Thursday: Spent a rainy day recovering from carting and digging in the ten loads of compost on Tuesday and Wednesday. By mid-day, I had recovered enough to take a drive out to Watkins Nursery in Glens Falls where I bought a castor bean plant. I know, I know: Poisonous! But I’ve always wanted to grow this. B has planted it behind the bench in his vegetable garden (irony), and we’ve promised we won’t accidentally poison ourselves with castor bean soup. (I realize that someone somewhere has probably already won a Darwin Award doing something like that; even so I guess it isn’t especially funny . . . Oh, come on.)
Friday: Went with B and Betty to West Dover, Vermont, to attend the Fourteenth Annual North Hill Symposium, where we heard presentations by Wayne Winterrowd, Joe Eck, Bill Thomas of Chanticleer Garden near Philadelphia, Ken Druse, sculptor and gardener Marcia Donahue from California, and Carol Reese from the University of Tennessee. The theme of the symposium was “Art, Wit, and Whimsy in the Garden,” and the day was exhausting but wonderful. Loved especially Wayne Winterrowd’s reminiscences of growing up and becoming a gardender in Louisiana, Bill Thomas’s photographs of the gardens at Chanticleer (lots of inspiration), and Carol Reese’s sense of humor and joy. I think of gardening as a mostly solitary pursuit, so it was amazing and all kinds of wonderful to see so many gardeners in one place at one time. At lunch we sat across from a Woodstock, Vermont, gardener who had brought her three gardening assistants with her. Hard. Core.

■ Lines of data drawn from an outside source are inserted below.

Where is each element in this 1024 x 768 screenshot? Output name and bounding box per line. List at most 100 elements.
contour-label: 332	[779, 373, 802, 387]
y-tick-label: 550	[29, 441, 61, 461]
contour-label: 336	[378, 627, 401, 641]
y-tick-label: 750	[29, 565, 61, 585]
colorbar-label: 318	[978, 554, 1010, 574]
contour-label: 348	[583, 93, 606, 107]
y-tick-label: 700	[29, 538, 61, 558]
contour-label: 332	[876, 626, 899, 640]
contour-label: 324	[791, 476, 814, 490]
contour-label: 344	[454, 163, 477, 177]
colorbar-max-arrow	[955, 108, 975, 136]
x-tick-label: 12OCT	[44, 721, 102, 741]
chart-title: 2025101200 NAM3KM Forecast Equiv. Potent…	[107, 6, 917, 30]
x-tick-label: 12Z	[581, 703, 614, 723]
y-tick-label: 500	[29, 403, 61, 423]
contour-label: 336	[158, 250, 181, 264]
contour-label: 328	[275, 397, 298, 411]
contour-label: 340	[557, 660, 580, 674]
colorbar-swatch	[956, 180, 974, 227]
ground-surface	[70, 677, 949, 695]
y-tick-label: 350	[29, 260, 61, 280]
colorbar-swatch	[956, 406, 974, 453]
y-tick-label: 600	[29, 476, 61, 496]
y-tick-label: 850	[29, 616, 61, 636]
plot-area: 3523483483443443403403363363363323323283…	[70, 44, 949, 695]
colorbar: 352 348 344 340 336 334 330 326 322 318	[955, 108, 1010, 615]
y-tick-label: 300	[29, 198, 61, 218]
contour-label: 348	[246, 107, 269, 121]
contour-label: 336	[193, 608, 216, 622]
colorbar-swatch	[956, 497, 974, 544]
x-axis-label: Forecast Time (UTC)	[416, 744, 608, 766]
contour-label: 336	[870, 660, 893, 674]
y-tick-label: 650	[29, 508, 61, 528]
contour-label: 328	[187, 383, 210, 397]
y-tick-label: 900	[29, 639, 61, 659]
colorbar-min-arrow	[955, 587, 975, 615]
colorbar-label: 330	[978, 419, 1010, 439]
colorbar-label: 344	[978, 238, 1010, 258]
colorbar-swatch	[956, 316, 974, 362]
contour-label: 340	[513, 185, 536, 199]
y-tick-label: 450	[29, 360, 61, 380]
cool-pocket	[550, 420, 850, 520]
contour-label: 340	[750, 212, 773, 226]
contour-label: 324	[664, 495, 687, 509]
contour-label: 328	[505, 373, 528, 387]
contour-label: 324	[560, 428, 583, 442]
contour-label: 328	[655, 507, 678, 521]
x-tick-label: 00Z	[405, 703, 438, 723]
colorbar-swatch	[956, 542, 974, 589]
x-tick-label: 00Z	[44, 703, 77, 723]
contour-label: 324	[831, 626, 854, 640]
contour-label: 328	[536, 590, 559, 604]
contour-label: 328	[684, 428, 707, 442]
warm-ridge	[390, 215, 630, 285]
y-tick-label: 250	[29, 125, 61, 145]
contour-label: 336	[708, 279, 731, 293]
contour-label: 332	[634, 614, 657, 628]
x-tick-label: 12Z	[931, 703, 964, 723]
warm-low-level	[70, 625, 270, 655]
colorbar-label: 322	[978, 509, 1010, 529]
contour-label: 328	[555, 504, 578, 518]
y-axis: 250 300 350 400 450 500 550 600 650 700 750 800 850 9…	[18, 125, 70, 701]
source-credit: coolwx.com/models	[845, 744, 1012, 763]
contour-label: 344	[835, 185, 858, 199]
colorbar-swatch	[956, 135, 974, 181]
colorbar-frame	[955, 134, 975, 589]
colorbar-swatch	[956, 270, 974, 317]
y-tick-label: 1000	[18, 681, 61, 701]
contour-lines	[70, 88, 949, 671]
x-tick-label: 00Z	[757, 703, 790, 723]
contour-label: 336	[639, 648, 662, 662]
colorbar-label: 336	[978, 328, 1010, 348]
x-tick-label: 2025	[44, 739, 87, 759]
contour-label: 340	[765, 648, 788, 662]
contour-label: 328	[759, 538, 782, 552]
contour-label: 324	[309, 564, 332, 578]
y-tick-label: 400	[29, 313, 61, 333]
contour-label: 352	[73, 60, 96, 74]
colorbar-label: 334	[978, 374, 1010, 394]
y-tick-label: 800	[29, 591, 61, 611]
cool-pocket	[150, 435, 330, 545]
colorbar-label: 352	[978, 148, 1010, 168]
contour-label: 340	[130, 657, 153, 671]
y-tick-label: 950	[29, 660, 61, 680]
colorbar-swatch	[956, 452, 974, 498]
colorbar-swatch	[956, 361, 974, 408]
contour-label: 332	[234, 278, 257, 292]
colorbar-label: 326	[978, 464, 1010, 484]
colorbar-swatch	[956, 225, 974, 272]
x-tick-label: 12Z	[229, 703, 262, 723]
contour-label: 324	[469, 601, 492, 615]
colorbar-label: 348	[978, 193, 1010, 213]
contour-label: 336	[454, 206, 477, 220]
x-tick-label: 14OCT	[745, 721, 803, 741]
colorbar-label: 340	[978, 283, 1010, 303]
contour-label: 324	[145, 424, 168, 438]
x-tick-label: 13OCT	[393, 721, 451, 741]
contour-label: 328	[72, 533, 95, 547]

Saturday: Went with B and Betty to Readsboro, Vermont, to tour Joe Eck and Wayne Winterrowd’s garden at North Hill. Pictures to come. Amazing.
Sunday: Sang at church and then went home to plant a Chionanthus virginicus (also called Fringe Tree or Old Man’s Beard) that B and I bought on Saturday afternoon after reading about it months ago, seeing it for sale at the symposium on Friday (a nursery there was selling it), and coming across it in situ at North Hill. What an absolutely gorgeous small tree. We planted ours near the prayer shack. Betty generously offered to water it for us this week. Thank you, Betty!